If you stick with the attack chopper for a while, you start to realise the rocket pods carry most of your fights, especially once you get a feel for how they behave around mid?range fights on a big map in something like Battlefield 6 Bot Lobby. From roughly 400 to 800 meters the bulk of your rockets land close to the center of the crosshair, so your bursts actually matter instead of just throwing smoke in the air. Push in too close and the spread opens up, you are basically painting the sky rather than a target. The weird part is how much your own movement throws shots off: dip the nose and the rockets tend to ride high, pull the nose up and they sag low, so either keep the bird roughly level when you fire or start building that muscle memory to offset it without even thinking about it.
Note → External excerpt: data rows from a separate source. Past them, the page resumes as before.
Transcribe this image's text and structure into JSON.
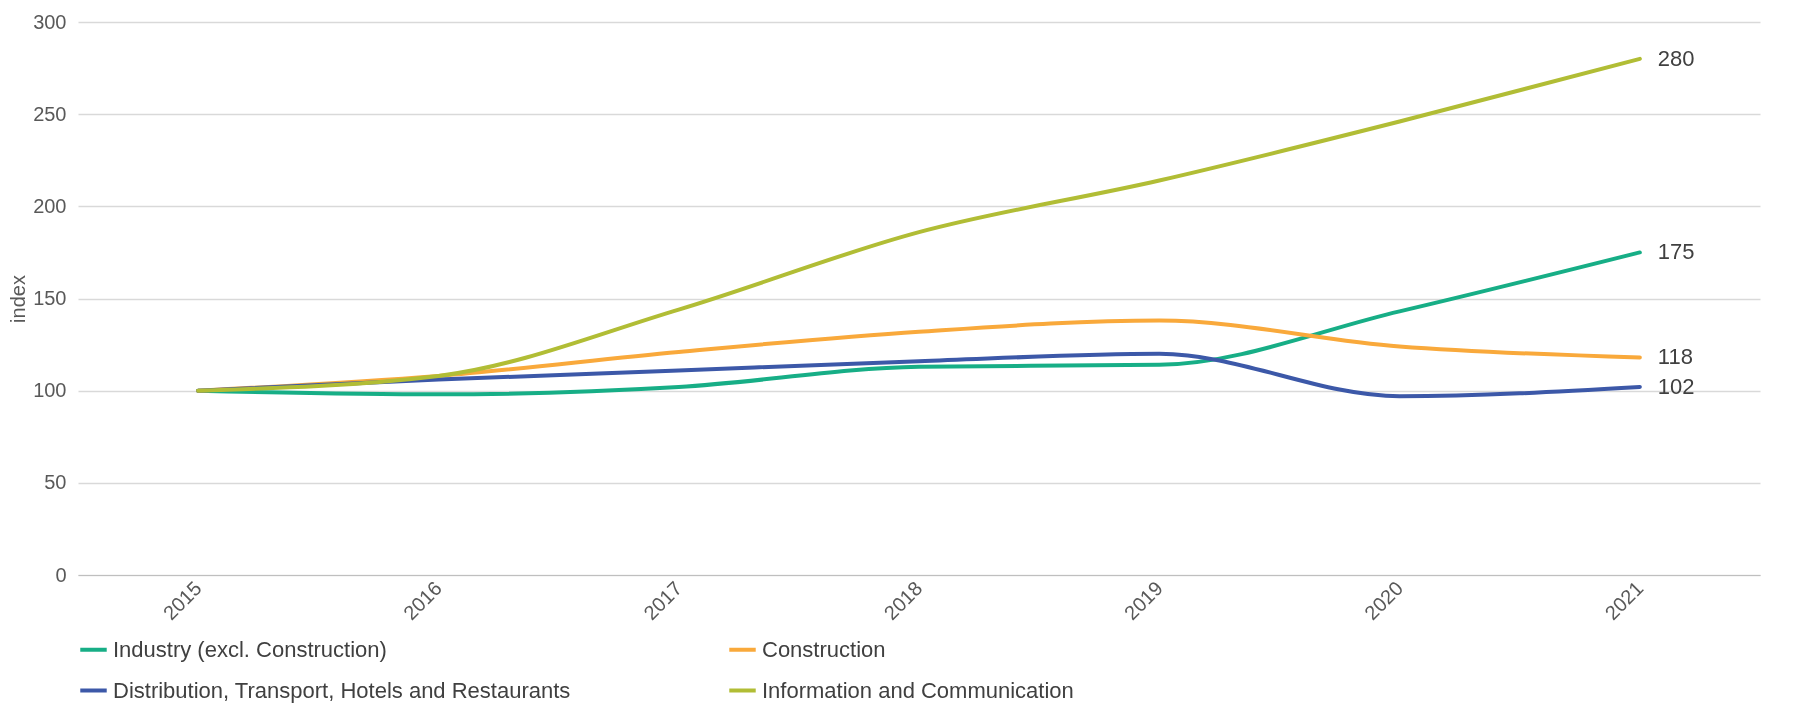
{
  "chart_data": {
    "type": "line",
    "ylabel": "index",
    "categories": [
      "2015",
      "2016",
      "2017",
      "2018",
      "2019",
      "2020",
      "2021"
    ],
    "ylim": [
      0,
      300
    ],
    "yticks": [
      0,
      50,
      100,
      150,
      200,
      250,
      300
    ],
    "grid": "y",
    "legend": "bottom",
    "series": [
      {
        "name": "Industry (excl. Construction)",
        "color": "#17ae86",
        "values": [
          100,
          98,
          102,
          113,
          114,
          143,
          175
        ],
        "value_labels": [
          null,
          null,
          null,
          null,
          null,
          null,
          "175"
        ]
      },
      {
        "name": "Construction",
        "color": "#f9a93b",
        "values": [
          100,
          108,
          121,
          132,
          138,
          124,
          118
        ],
        "value_labels": [
          null,
          null,
          null,
          null,
          null,
          null,
          "118"
        ]
      },
      {
        "name": "Distribution, Transport, Hotels and Restaurants",
        "color": "#3c58a8",
        "values": [
          100,
          106,
          111,
          116,
          120,
          97,
          102
        ],
        "value_labels": [
          null,
          null,
          null,
          null,
          null,
          null,
          "102"
        ]
      },
      {
        "name": "Information and Communication",
        "color": "#b1bd35",
        "values": [
          100,
          108,
          144,
          186,
          214,
          246,
          280
        ],
        "value_labels": [
          null,
          null,
          null,
          null,
          null,
          null,
          "280"
        ]
      }
    ]
  }
}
Reading Movement And Leading Shots
Once you are comfortable with the feel of the pods, the next thing that separates decent pilots from the ones farming the server is how they lead targets. You are never shooting where someone is, you are betting on where they are about to be. See a heli start to climb and you shift your aim slightly above its current path, see infantry sprinting across open ground and you drag your reticle ahead of them and a touch higher because they will usually try to jump or strafe at the last second. A lot of newer players just hold the trigger down and pray, but if you fire in short, controlled bursts, watch where the rockets land, then correct, you squeeze far more value out of a single mag. On moving targets out past 500 meters, aiming one or two chopper?widths ahead feels about right, but you tweak it by feel over time.
Using The TOW Like An Airborne Sniper
The TOW missile changes the tempo completely, it is basically your precision tool for deleting armor or other helicopters that think they are safe at long range. The trick is to stop staring at the main crosshair and lock your attention on the glow of the missile itself the moment it leaves the rail. It always dips right after launch, so starting just a bit low and then guiding it up with small, smooth inputs keeps it on line, while frantic, sharp movements almost always send it wide. When you keep the chopper relatively steady and ride that glow all the way in, hits on AA vehicles a kilometre out start to feel normal instead of lucky. Because the reload is long, something like seven seconds, swapping back to pods to throw in a quick strafe run while the TOW is cycling keeps your pressure up without sitting useless in the air.
Gunner Seat, Zoom Control And Target Priority
Sitting in the gunner seat turns the whole thing into a two?person grinder, especially now that zoom?lock lets the gunner ignore every tiny wobble from the pilot. You flick onto a target, hit zoom, and suddenly the sight just sits there, which makes it way easier to lead with the autocannon. The rounds still need travel time, so you drag your aim ahead of anything moving, but the rate of fire means you can walk shots onto them pretty quickly. Good gunners usually burn down infantry first since the splash damage punishes anyone clumped behind cover, then shift to light vehicles or open?top transports that cannot soak as many hits. If you are soloing, climbing to a safer altitude and briefly swapping to the gunner seat to dump a couple of tight bursts can flip a fight, as long as you are disciplined about swapping back before someone lines up a free missile.
Positioning, Flares And Staying Alive
All of this does not matter if you keep feeding the enemy lock?ons, so the last big piece is treating positioning like another weapon and not just an afterthought while you chase kills in a public lobby or a stacked squad grinding a buy Battlefield 6 Bot Lobby session. Think of your throttle as your main altitude control and your nose angle as your speed, then use both to break line of sight fast whenever you hear a lock tone. Diving behind hills, buildings, or canyon walls beats burning flares early, because you only want to pop them once the missile is definitely on the way and you have no cover left. The worst habit people get into is hovering over enemy spawns or hanging around after a pass, because every engineer and AA driver on the map gets a free shot at you. Hit from an angle they are not watching, drop your rockets or TOW, then peel out hard and come back from somewhere else once they have turned their attention away.